When I first moved to Korea in 2007, I was happy to find that my apartment was in easy walking distance of a running path. The path stretched through most of North Busan and continued further south, and if you were to run the whole thing (I never did), you’d get a very good workout.
Here’s a shot on Flickr (not mine) showing the Oncheoncheon from a nice high angle: http://www.flickr.com/photos/rampanto/4509410449/.
The path followed two things simultaneously: Line 1 of the Busan subway and the Oncheon-cheon (온천천), which translates roughly as the Hot Springs Stream. The stream takes it name from the famous public baths at Oncheonjang, the largest bathhouse in Asia apparently. Not surprisingly, a stream that flowed under a raised subway line was not a thing of aesthetic beauty. The streambed was pure concrete and the banks of the stream, as well, were strictly gray stretches of identical concrete. As a running path, it did the trick, but as a site for a leisurely stroll, you’d have done better to go elsewhere.
At some point in 2007 or 2008, however, construction began on the Oncheoncheon. The concrete streambed was section by section hammered to pieces; the concrete banks were destroyed; islands of plants were situated mid-stream and alternating stretches of natural rock and green growth replaced the concrete on the river banks. It was a long, slow process which made for a highly noisy jogging environment, with plenty of obstacles to be avoided on the way, but running on a daily basis became largely a study in the slow change of the Oncheoncheon from an urban blemish to an inviting urban oasis in a city sorely in need of such places. Today, especially on the stretch between the Dongrae (동래) subway stop and the Busan U. of Education (교대앞) stop, the Oncheoncheon is a lush place with plenty of ducks and cranes/egrets (I’m not sure which) to provide a real feeling of nature.
However, I decided to write this particular piece when I saw the new construction in the Beomeosa (범어사) area of Busan, near the end of the subway line and below the famous temple of the same name. Here too, the Oncheoncheon had been for a number of years an ugly, gray stretch of concrete. Now, it is similar in that it still is quite uniform, but it’s uniform in a much more aesthetically-pleasing, natural array of rocks. (see below).
Smooth, uniform: much the same as before, and yet undeniably more appealing (unfortunately I don’t have a “before” shot). Just north of here, the apartments give way to forest, and below you see the last well-manicured steps of the new Oncheoncheon.

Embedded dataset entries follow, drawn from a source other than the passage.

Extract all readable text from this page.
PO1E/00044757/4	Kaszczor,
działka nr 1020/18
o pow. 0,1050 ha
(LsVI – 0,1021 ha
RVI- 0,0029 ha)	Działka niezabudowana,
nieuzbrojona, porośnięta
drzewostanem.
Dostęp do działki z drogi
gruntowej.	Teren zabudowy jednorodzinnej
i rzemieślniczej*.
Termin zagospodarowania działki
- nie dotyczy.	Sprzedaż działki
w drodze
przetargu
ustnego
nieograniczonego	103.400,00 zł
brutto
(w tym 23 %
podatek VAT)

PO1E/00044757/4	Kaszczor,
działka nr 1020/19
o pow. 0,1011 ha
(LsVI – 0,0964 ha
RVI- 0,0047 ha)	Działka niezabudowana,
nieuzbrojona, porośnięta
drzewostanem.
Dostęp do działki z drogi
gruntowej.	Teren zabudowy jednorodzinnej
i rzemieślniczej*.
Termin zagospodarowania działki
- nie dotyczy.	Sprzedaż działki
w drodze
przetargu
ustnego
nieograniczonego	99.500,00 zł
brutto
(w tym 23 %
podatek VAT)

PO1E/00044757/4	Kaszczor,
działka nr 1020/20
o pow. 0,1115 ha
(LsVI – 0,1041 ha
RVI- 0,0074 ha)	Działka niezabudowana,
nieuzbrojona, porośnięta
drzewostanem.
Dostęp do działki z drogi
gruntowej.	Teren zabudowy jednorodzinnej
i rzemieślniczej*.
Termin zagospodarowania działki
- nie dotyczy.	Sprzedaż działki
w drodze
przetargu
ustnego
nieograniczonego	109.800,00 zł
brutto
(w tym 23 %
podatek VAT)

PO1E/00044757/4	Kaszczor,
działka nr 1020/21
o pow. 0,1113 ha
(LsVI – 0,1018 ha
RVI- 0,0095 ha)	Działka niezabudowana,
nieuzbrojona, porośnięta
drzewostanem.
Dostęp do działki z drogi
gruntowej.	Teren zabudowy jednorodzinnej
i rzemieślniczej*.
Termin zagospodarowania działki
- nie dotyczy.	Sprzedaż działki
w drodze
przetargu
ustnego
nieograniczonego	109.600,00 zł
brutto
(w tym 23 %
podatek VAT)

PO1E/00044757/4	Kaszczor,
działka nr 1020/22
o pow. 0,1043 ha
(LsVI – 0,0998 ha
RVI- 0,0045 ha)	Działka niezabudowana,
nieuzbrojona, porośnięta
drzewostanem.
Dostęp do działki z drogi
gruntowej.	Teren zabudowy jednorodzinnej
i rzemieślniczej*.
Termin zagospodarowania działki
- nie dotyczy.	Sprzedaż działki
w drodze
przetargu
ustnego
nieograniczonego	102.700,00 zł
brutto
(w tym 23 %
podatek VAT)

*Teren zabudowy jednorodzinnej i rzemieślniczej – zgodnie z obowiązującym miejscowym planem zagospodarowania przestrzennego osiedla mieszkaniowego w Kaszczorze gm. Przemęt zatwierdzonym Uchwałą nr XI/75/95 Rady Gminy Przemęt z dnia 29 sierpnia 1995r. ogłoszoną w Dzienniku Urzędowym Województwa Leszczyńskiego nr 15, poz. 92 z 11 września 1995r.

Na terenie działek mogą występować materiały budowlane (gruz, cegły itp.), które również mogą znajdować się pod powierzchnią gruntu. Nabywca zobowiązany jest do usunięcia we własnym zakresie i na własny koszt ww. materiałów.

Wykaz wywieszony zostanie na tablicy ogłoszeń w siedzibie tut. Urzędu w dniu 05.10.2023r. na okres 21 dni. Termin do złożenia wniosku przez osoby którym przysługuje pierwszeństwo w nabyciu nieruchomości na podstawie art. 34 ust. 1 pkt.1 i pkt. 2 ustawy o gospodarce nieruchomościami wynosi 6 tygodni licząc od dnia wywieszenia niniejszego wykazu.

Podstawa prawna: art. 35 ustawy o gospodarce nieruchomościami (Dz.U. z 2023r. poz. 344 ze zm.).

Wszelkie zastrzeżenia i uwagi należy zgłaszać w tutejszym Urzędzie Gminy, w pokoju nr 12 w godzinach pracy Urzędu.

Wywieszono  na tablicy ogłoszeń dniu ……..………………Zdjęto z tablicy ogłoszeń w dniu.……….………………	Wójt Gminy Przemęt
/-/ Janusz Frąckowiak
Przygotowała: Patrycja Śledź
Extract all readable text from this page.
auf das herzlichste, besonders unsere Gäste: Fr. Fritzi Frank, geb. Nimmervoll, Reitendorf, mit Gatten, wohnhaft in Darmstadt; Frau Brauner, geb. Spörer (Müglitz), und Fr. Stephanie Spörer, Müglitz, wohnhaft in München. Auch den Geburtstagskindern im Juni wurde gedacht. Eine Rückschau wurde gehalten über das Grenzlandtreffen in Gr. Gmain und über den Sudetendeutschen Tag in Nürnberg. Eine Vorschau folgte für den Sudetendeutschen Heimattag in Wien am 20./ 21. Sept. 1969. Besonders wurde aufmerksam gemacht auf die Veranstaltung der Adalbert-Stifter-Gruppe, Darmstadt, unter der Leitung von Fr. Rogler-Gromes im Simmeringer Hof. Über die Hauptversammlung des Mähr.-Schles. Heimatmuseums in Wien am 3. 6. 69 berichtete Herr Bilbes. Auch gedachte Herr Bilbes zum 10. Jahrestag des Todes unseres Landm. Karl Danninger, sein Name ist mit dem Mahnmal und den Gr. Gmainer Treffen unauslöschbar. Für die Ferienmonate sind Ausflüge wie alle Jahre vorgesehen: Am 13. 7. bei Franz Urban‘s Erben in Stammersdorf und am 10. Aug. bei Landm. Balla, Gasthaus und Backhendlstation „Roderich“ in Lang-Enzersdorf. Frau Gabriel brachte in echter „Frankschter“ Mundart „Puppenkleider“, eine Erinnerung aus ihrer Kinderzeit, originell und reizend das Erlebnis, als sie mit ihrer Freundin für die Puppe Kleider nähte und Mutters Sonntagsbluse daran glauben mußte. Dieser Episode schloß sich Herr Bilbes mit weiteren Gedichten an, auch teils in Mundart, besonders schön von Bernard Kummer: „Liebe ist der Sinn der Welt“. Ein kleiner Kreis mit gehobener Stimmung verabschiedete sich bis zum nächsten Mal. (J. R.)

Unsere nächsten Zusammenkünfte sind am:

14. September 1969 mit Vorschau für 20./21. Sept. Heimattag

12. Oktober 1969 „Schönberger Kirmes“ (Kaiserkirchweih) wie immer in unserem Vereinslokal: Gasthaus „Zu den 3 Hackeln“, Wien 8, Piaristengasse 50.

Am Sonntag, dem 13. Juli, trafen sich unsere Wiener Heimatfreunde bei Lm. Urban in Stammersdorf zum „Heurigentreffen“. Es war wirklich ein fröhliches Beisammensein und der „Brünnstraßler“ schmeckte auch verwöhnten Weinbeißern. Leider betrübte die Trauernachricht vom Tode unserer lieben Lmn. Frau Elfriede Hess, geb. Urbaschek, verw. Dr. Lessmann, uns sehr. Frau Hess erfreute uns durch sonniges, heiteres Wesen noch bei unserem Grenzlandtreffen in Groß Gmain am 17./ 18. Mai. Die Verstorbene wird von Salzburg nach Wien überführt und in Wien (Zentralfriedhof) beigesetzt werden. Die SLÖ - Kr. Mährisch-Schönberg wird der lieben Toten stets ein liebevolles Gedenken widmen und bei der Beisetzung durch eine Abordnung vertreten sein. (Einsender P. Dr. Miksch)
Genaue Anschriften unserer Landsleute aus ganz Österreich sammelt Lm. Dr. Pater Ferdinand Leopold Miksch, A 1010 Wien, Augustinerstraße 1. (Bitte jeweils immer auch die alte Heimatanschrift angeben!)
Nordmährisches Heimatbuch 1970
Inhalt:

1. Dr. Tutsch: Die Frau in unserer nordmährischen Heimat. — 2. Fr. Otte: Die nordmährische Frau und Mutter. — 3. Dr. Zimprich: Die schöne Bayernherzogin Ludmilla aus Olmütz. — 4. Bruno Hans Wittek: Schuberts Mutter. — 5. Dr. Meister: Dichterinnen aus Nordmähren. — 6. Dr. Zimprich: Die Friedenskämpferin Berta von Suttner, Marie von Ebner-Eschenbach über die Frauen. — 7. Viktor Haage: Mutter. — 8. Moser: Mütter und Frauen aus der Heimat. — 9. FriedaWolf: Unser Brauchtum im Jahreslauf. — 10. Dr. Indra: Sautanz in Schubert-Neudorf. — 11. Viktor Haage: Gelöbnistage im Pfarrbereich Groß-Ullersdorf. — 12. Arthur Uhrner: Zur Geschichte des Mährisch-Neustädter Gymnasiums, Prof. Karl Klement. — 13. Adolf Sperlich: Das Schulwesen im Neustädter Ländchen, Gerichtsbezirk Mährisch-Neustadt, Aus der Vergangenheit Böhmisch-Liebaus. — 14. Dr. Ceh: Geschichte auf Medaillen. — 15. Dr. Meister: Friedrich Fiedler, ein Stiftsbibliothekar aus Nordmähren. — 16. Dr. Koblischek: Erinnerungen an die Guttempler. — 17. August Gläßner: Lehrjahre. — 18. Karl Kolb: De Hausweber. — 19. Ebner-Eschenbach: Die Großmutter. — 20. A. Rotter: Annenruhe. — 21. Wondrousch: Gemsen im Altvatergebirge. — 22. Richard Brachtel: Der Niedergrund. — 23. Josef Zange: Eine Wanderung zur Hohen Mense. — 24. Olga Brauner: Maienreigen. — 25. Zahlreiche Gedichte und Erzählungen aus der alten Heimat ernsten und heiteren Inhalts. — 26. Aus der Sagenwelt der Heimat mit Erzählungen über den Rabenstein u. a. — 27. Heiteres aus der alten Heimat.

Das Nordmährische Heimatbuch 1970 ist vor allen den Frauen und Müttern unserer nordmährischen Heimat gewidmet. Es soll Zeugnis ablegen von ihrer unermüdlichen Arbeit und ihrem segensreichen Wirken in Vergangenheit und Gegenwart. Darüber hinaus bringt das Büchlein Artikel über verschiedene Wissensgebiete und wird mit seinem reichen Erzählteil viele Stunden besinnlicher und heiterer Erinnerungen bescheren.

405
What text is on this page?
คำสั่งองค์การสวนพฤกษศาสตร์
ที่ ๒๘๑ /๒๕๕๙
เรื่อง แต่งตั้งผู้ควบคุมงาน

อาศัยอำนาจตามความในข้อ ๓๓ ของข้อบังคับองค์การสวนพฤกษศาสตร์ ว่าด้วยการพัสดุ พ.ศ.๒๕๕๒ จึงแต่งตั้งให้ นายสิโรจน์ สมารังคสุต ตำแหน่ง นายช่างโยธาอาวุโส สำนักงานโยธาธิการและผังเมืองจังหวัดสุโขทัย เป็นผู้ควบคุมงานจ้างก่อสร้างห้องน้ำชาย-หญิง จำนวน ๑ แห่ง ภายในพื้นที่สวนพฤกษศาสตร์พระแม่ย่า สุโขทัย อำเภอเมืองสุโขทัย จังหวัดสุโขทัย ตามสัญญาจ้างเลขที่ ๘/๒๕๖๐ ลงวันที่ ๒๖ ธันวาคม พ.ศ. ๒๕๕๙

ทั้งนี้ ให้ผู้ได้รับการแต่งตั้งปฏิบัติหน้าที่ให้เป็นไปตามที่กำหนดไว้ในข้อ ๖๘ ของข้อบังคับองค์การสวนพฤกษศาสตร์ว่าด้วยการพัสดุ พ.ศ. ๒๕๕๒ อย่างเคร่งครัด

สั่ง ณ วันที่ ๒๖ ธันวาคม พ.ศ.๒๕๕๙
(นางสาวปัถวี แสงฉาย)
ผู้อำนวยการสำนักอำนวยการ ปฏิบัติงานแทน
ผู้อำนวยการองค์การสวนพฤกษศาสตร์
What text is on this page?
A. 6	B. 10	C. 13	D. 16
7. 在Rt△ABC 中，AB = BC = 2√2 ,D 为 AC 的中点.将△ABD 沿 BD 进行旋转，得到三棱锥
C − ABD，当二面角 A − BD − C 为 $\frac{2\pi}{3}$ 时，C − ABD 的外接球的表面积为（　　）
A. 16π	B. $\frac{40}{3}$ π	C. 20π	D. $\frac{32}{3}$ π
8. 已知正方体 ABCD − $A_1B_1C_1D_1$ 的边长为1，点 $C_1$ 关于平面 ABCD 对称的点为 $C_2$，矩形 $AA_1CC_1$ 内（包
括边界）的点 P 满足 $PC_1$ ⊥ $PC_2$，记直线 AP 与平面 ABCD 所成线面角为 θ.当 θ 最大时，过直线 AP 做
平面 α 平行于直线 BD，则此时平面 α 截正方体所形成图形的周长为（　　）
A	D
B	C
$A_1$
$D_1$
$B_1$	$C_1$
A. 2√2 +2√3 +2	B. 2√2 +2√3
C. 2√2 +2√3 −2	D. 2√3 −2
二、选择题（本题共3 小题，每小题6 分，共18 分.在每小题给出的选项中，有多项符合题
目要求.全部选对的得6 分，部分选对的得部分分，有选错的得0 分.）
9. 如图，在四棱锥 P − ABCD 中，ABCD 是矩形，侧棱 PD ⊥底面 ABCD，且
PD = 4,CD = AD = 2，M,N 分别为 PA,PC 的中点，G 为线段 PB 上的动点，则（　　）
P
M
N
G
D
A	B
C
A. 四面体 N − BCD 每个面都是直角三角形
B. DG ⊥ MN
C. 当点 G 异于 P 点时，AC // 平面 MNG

Finally, you can see the Oncheoncheon in its natural form, untouched by man, and winding its way up into Geumjeong Mountain (금정산).
The Oncheoncheon exemplifies alot of the efforts towards “greening” Korea. They are almost always a compromise between nature and man, a restoration of nature, but a nature trimmed of its odd angles, unpredictability and sheer wildness. There is no large point here; the Oncheoncheon is a much nicer place to run, walk, play basketball, etc now than it was 5 years ago. What I find interesting is the arc of development. It wasn’t long ago that Busan north of Dongrae was forest strewn with large boulders. Only in the wake of WWII was Busan National University placed on the side of Geumjeongsan, and so it is that only in the last 65 years has the Oncheoncheon gone from being purely nature to wholly urban & man-made, and now it has looped back to find itself somewhere between where it started and where it went. I’m curious to see where it could go next.